Is there a prime $p$ at which the group algebra $\Bbb R[\Bbb F_p^n]$ isomorphic to $\Bbb R^{p^n}$? Is so how to define the isomorphism?

Answer 1

Note that we only have to do the case where $n = 1$, as $\mathbb{R}[\mathbb{F}_p^n] \cong \mathbb{R}[\mathbb{F}_p]^{\otimes n}$. If $\mathbb{R}^p \cong \mathbb{R}[\mathbb{F}_p]$, then we obtain a decomposition $1 = \sum_{i = 1}^p e_i$ into primitive idempotents such that $\mathbb{R}[\mathbb{F}_p] e_i$ is one dimensional for all $1 \leq i \leq p$ and these modules are pairwise non-isomorphic.

Note that for $p > 2$, every group homomorphism $\mathbb{F}_p \to \mathbb{R}^*$ is trivial as $\mathbb{R}$ only has $1$ as a $p$th roots of unity. In this case, there exists only one one-dimensional module (up to isomorphism), hence $\mathbb{R}[\mathbb{F}_p] \not\cong \mathbb{R}^p$.

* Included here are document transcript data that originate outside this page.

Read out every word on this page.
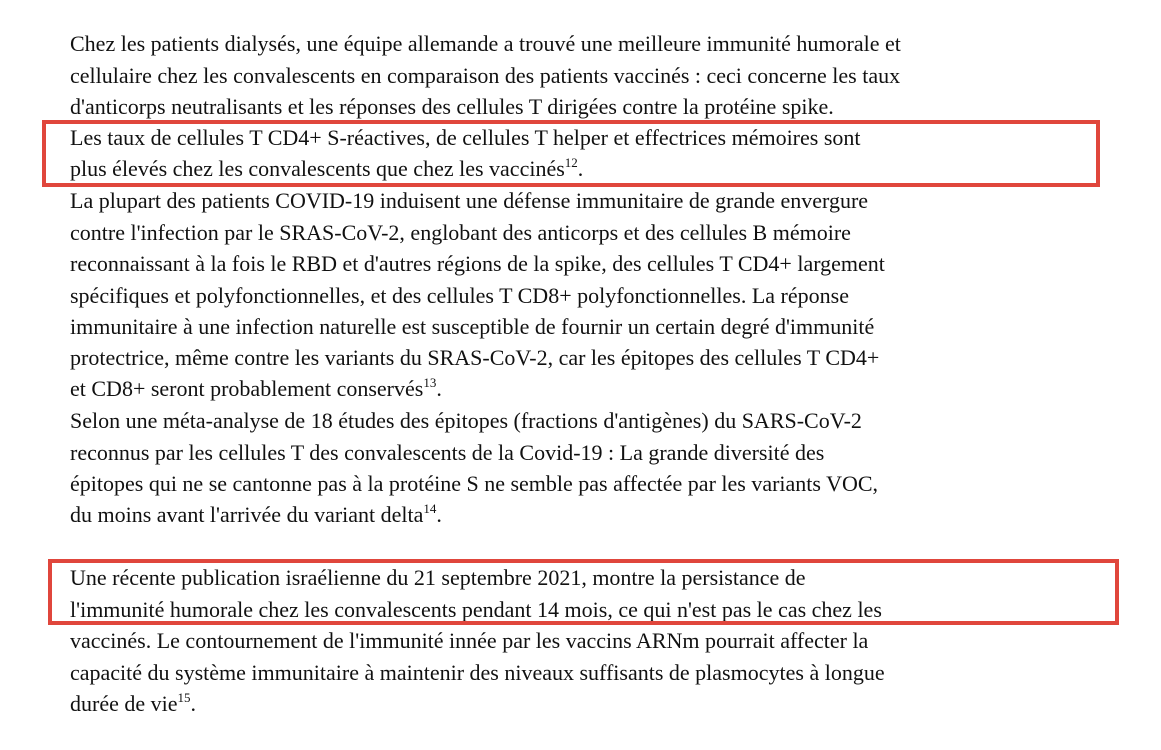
Chez les patients dialysés, une équipe allemande a trouvé une meilleure immunité humorale et
cellulaire chez les convalescents en comparaison des patients vaccinés : ceci concerne les taux
d'anticorps neutralisants et les réponses des cellules T dirigées contre la protéine spike.
Les taux de cellules T CD4+ S-réactives, de cellules T helper et effectrices mémoires sont
plus élevés chez les convalescents que chez les vaccinés$^{12}$.
La plupart des patients COVID-19 induisent une défense immunitaire de grande envergure
contre l'infection par le SRAS-CoV-2, englobant des anticorps et des cellules B mémoire
reconnaissant à la fois le RBD et d'autres régions de la spike, des cellules T CD4+ largement
spécifiques et polyfonctionnelles, et des cellules T CD8+ polyfonctionnelles. La réponse
immunitaire à une infection naturelle est susceptible de fournir un certain degré d'immunité
protectrice, même contre les variants du SRAS-CoV-2, car les épitopes des cellules T CD4+
et CD8+ seront probablement conservés$^{13}$.
Selon une méta-analyse de 18 études des épitopes (fractions d'antigènes) du SARS-CoV-2
reconnus par les cellules T des convalescents de la Covid-19 : La grande diversité des
épitopes qui ne se cantonne pas à la protéine S ne semble pas affectée par les variants VOC,
du moins avant l'arrivée du variant delta$^{14}$.
Une récente publication israélienne du 21 septembre 2021, montre la persistance de
l'immunité humorale chez les convalescents pendant 14 mois, ce qui n'est pas le cas chez les
vaccinés. Le contournement de l'immunité innée par les vaccins ARNm pourrait affecter la
capacité du système immunitaire à maintenir des niveaux suffisants de plasmocytes à longue
durée de vie$^{15}$.
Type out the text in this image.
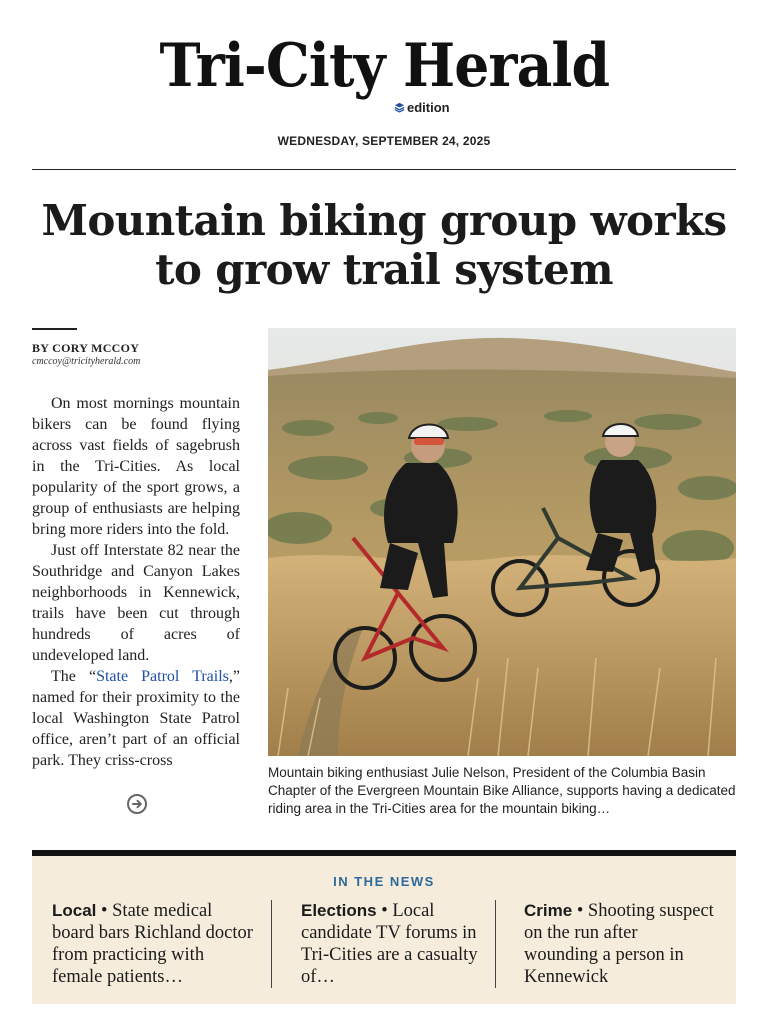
Tri-City Herald
edition
WEDNESDAY, SEPTEMBER 24, 2025
Mountain biking group works to grow trail system
BY CORY MCCOY
cmccoy@tricityherald.com

On most mornings mountain bikers can be found flying across vast fields of sagebrush in the Tri-Cities. As local popularity of the sport grows, a group of enthusiasts are helping bring more riders into the fold.

Just off Interstate 82 near the Southridge and Canyon Lakes neighborhoods in Kennewick, trails have been cut through hundreds of acres of undeveloped land.

The “State Patrol Trails,” named for their proximity to the local Washington State Patrol office, aren’t part of an official park. They criss-cross

Mountain biking enthusiast Julie Nelson, President of the Columbia Basin Chapter of the Evergreen Mountain Bike Alliance, supports having a dedicated riding area in the Tri-Cities area for the mountain biking…
IN THE NEWS
Local • State medical board bars Richland doctor from practicing with female patients…
Elections • Local candidate TV forums in Tri-Cities are a casualty of…
Crime • Shooting suspect on the run after wounding a person in Kennewick
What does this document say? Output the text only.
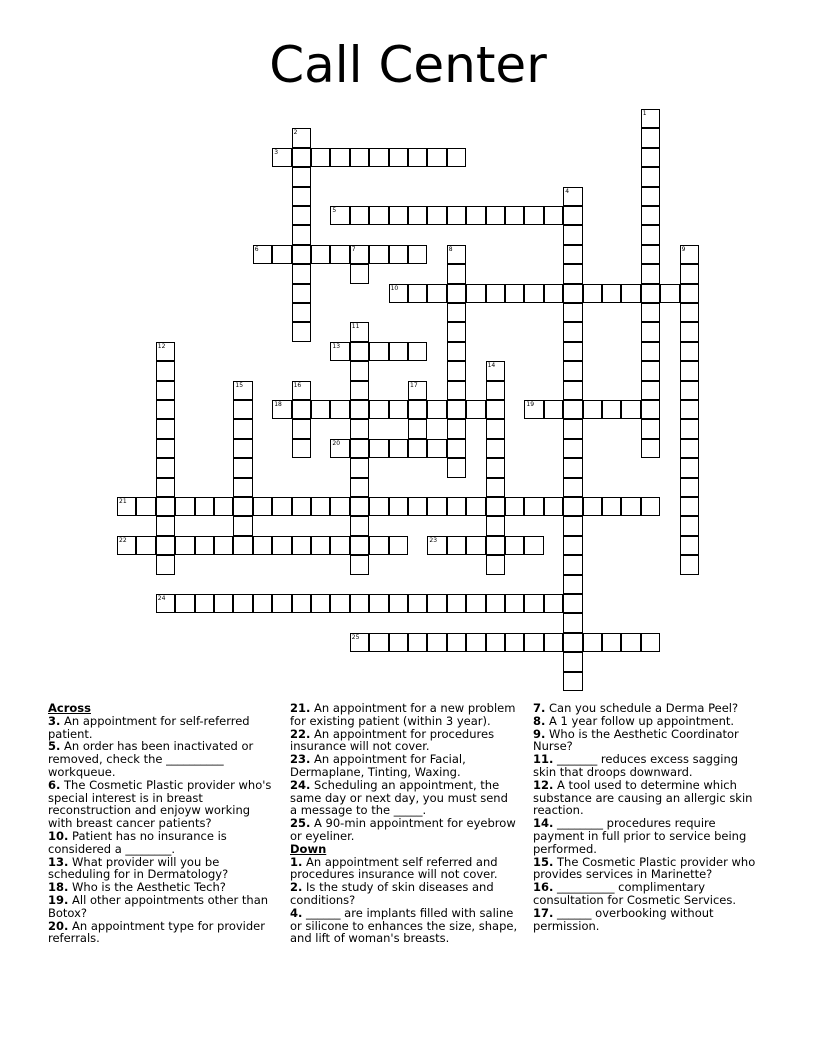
Call Center
1
2
3
4
5
6	7	8	9
10
11
12	13
14
15	16	17
18	19
20
21
22	23
24
25
Across
3. An appointment for self-referred patient.
5. An order has been inactivated or removed, check the __________ workqueue.
6. The Cosmetic Plastic provider who's special interest is in breast reconstruction and enjoyw working with breast cancer patients?
10. Patient has no insurance is considered a ________.
13. What provider will you be scheduling for in Dermatology?
18. Who is the Aesthetic Tech?
19. All other appointments other than Botox?
20. An appointment type for provider referrals.
21. An appointment for a new problem for existing patient (within 3 year).
22. An appointment for procedures insurance will not cover.
23. An appointment for Facial, Dermaplane, Tinting, Waxing.
24. Scheduling an appointment, the same day or next day, you must send a message to the _____.
25. A 90-min appointment for eyebrow or eyeliner.
Down
1. An appointment self referred and procedures insurance will not cover.
2. Is the study of skin diseases and conditions?
4. ______ are implants filled with saline or silicone to enhances the size, shape, and lift of woman's breasts.
7. Can you schedule a Derma Peel?
8. A 1 year follow up appointment.
9. Who is the Aesthetic Coordinator Nurse?
11. _______ reduces excess sagging skin that droops downward.
12. A tool used to determine which substance are causing an allergic skin reaction.
14. ________ procedures require payment in full prior to service being performed.
15. The Cosmetic Plastic provider who provides services in Marinette?
16. __________ complimentary consultation for Cosmetic Services.
17. ______ overbooking without permission.
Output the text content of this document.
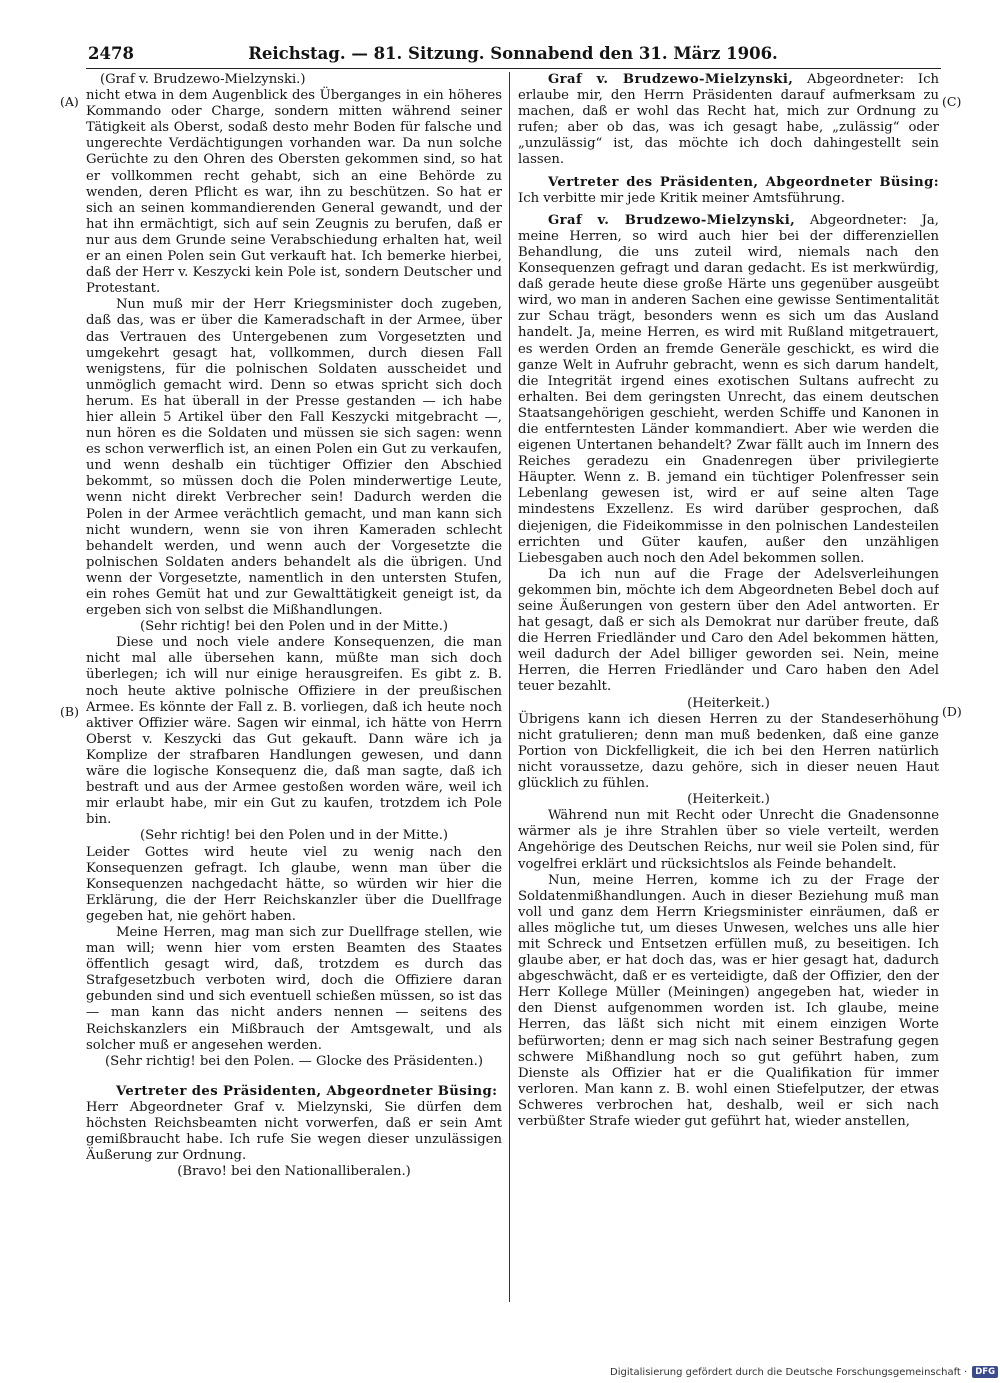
2478	Reichstag. — 81. Sitzung. Sonnabend den 31. März 1906.
(A)
(B)
(C)
(D)

(Graf v. Brudzewo-Mielzynski.)

nicht etwa in dem Augenblick des Überganges in ein höheres Kommando oder Charge, sondern mitten während seiner Tätigkeit als Oberst, sodaß desto mehr Boden für falsche und ungerechte Verdächtigungen vorhanden war. Da nun solche Gerüchte zu den Ohren des Obersten gekommen sind, so hat er vollkommen recht gehabt, sich an eine Behörde zu wenden, deren Pflicht es war, ihn zu beschützen. So hat er sich an seinen kommandierenden General gewandt, und der hat ihn ermächtigt, sich auf sein Zeugnis zu berufen, daß er nur aus dem Grunde seine Verabschiedung erhalten hat, weil er an einen Polen sein Gut verkauft hat. Ich bemerke hierbei, daß der Herr v. Keszycki kein Pole ist, sondern Deutscher und Protestant.

Nun muß mir der Herr Kriegsminister doch zugeben, daß das, was er über die Kameradschaft in der Armee, über das Vertrauen des Untergebenen zum Vorgesetzten und umgekehrt gesagt hat, vollkommen, durch diesen Fall wenigstens, für die polnischen Soldaten ausscheidet und unmöglich gemacht wird. Denn so etwas spricht sich doch herum. Es hat überall in der Presse gestanden — ich habe hier allein 5 Artikel über den Fall Keszycki mitgebracht —, nun hören es die Soldaten und müssen sie sich sagen: wenn es schon verwerflich ist, an einen Polen ein Gut zu verkaufen, und wenn deshalb ein tüchtiger Offizier den Abschied bekommt, so müssen doch die Polen minderwertige Leute, wenn nicht direkt Verbrecher sein! Dadurch werden die Polen in der Armee verächtlich gemacht, und man kann sich nicht wundern, wenn sie von ihren Kameraden schlecht behandelt werden, und wenn auch der Vorgesetzte die polnischen Soldaten anders behandelt als die übrigen. Und wenn der Vorgesetzte, namentlich in den untersten Stufen, ein rohes Gemüt hat und zur Gewalttätigkeit geneigt ist, da ergeben sich von selbst die Mißhandlungen.

(Sehr richtig! bei den Polen und in der Mitte.)

Diese und noch viele andere Konsequenzen, die man nicht mal alle übersehen kann, müßte man sich doch überlegen; ich will nur einige herausgreifen. Es gibt z. B. noch heute aktive polnische Offiziere in der preußischen Armee. Es könnte der Fall z. B. vorliegen, daß ich heute noch aktiver Offizier wäre. Sagen wir einmal, ich hätte von Herrn Oberst v. Keszycki das Gut gekauft. Dann wäre ich ja Komplize der strafbaren Handlungen gewesen, und dann wäre die logische Konsequenz die, daß man sagte, daß ich bestraft und aus der Armee gestoßen worden wäre, weil ich mir erlaubt habe, mir ein Gut zu kaufen, trotzdem ich Pole bin.

(Sehr richtig! bei den Polen und in der Mitte.)

Leider Gottes wird heute viel zu wenig nach den Konsequenzen gefragt. Ich glaube, wenn man über die Konsequenzen nachgedacht hätte, so würden wir hier die Erklärung, die der Herr Reichskanzler über die Duellfrage gegeben hat, nie gehört haben.

Meine Herren, mag man sich zur Duellfrage stellen, wie man will; wenn hier vom ersten Beamten des Staates öffentlich gesagt wird, daß, trotzdem es durch das Strafgesetzbuch verboten wird, doch die Offiziere daran gebunden sind und sich eventuell schießen müssen, so ist das — man kann das nicht anders nennen — seitens des Reichskanzlers ein Mißbrauch der Amtsgewalt, und als solcher muß er angesehen werden.

(Sehr richtig! bei den Polen. — Glocke des Präsidenten.)

Vertreter des Präsidenten, Abgeordneter Büsing:

Herr Abgeordneter Graf v. Mielzynski, Sie dürfen dem höchsten Reichsbeamten nicht vorwerfen, daß er sein Amt gemißbraucht habe. Ich rufe Sie wegen dieser unzulässigen Äußerung zur Ordnung.

(Bravo! bei den Nationalliberalen.)

Graf v. Brudzewo-Mielzynski, Abgeordneter: Ich erlaube mir, den Herrn Präsidenten darauf aufmerksam zu machen, daß er wohl das Recht hat, mich zur Ordnung zu rufen; aber ob das, was ich gesagt habe, „zulässig“ oder „unzulässig“ ist, das möchte ich doch dahingestellt sein lassen.

Vertreter des Präsidenten, Abgeordneter Büsing: Ich verbitte mir jede Kritik meiner Amtsführung.

Graf v. Brudzewo-Mielzynski, Abgeordneter: Ja, meine Herren, so wird auch hier bei der differenziellen Behandlung, die uns zuteil wird, niemals nach den Konsequenzen gefragt und daran gedacht. Es ist merkwürdig, daß gerade heute diese große Härte uns gegenüber ausgeübt wird, wo man in anderen Sachen eine gewisse Sentimentalität zur Schau trägt, besonders wenn es sich um das Ausland handelt. Ja, meine Herren, es wird mit Rußland mitgetrauert, es werden Orden an fremde Generäle geschickt, es wird die ganze Welt in Aufruhr gebracht, wenn es sich darum handelt, die Integrität irgend eines exotischen Sultans aufrecht zu erhalten. Bei dem geringsten Unrecht, das einem deutschen Staatsangehörigen geschieht, werden Schiffe und Kanonen in die entferntesten Länder kommandiert. Aber wie werden die eigenen Untertanen behandelt? Zwar fällt auch im Innern des Reiches geradezu ein Gnadenregen über privilegierte Häupter. Wenn z. B. jemand ein tüchtiger Polenfresser sein Lebenlang gewesen ist, wird er auf seine alten Tage mindestens Exzellenz. Es wird darüber gesprochen, daß diejenigen, die Fideikommisse in den polnischen Landesteilen errichten und Güter kaufen, außer den unzähligen Liebesgaben auch noch den Adel bekommen sollen.

Da ich nun auf die Frage der Adelsverleihungen gekommen bin, möchte ich dem Abgeordneten Bebel doch auf seine Äußerungen von gestern über den Adel antworten. Er hat gesagt, daß er sich als Demokrat nur darüber freute, daß die Herren Friedländer und Caro den Adel bekommen hätten, weil dadurch der Adel billiger geworden sei. Nein, meine Herren, die Herren Friedländer und Caro haben den Adel teuer bezahlt.

(Heiterkeit.)

Übrigens kann ich diesen Herren zu der Standeserhöhung nicht gratulieren; denn man muß bedenken, daß eine ganze Portion von Dickfelligkeit, die ich bei den Herren natürlich nicht voraussetze, dazu gehöre, sich in dieser neuen Haut glücklich zu fühlen.

(Heiterkeit.)

Während nun mit Recht oder Unrecht die Gnadensonne wärmer als je ihre Strahlen über so viele verteilt, werden Angehörige des Deutschen Reichs, nur weil sie Polen sind, für vogelfrei erklärt und rücksichtslos als Feinde behandelt.

Nun, meine Herren, komme ich zu der Frage der Soldatenmißhandlungen. Auch in dieser Beziehung muß man voll und ganz dem Herrn Kriegsminister einräumen, daß er alles mögliche tut, um dieses Unwesen, welches uns alle hier mit Schreck und Entsetzen erfüllen muß, zu beseitigen. Ich glaube aber, er hat doch das, was er hier gesagt hat, dadurch abgeschwächt, daß er es verteidigte, daß der Offizier, den der Herr Kollege Müller (Meiningen) angegeben hat, wieder in den Dienst aufgenommen worden ist. Ich glaube, meine Herren, das läßt sich nicht mit einem einzigen Worte befürworten; denn er mag sich nach seiner Bestrafung gegen schwere Mißhandlung noch so gut geführt haben, zum Dienste als Offizier hat er die Qualifikation für immer verloren. Man kann z. B. wohl einen Stiefelputzer, der etwas Schweres verbrochen hat, deshalb, weil er sich nach verbüßter Strafe wieder gut geführt hat, wieder anstellen,

Digitalisierung gefördert durch die Deutsche Forschungsgemeinschaft · DFG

For $p = 2$, we have $\mathbb{F}_p \cong C_2$, the group of order two. Let $C_2 = \{1,z\}$, then there are exactly two group homomorphisms $\chi_i : C_2 \to \mathbb{R}^*$ ($i = 1,2$), where $\chi_1$ is the trivial homomomorphism and $\chi_2(z) = -1$. From these homomorphisms we get idempotents $e_{\chi_i} = \frac{1}{2} (\chi_i(1) 1 + \chi_i(z) z)$ such that $1 = e_1 + e_2$ and $\mathbb{R}[C_2]e_i$ is one-dimensional. This shows that $\mathbb{R}[\mathbb{F}_2] \cong \mathbb{R}^2$.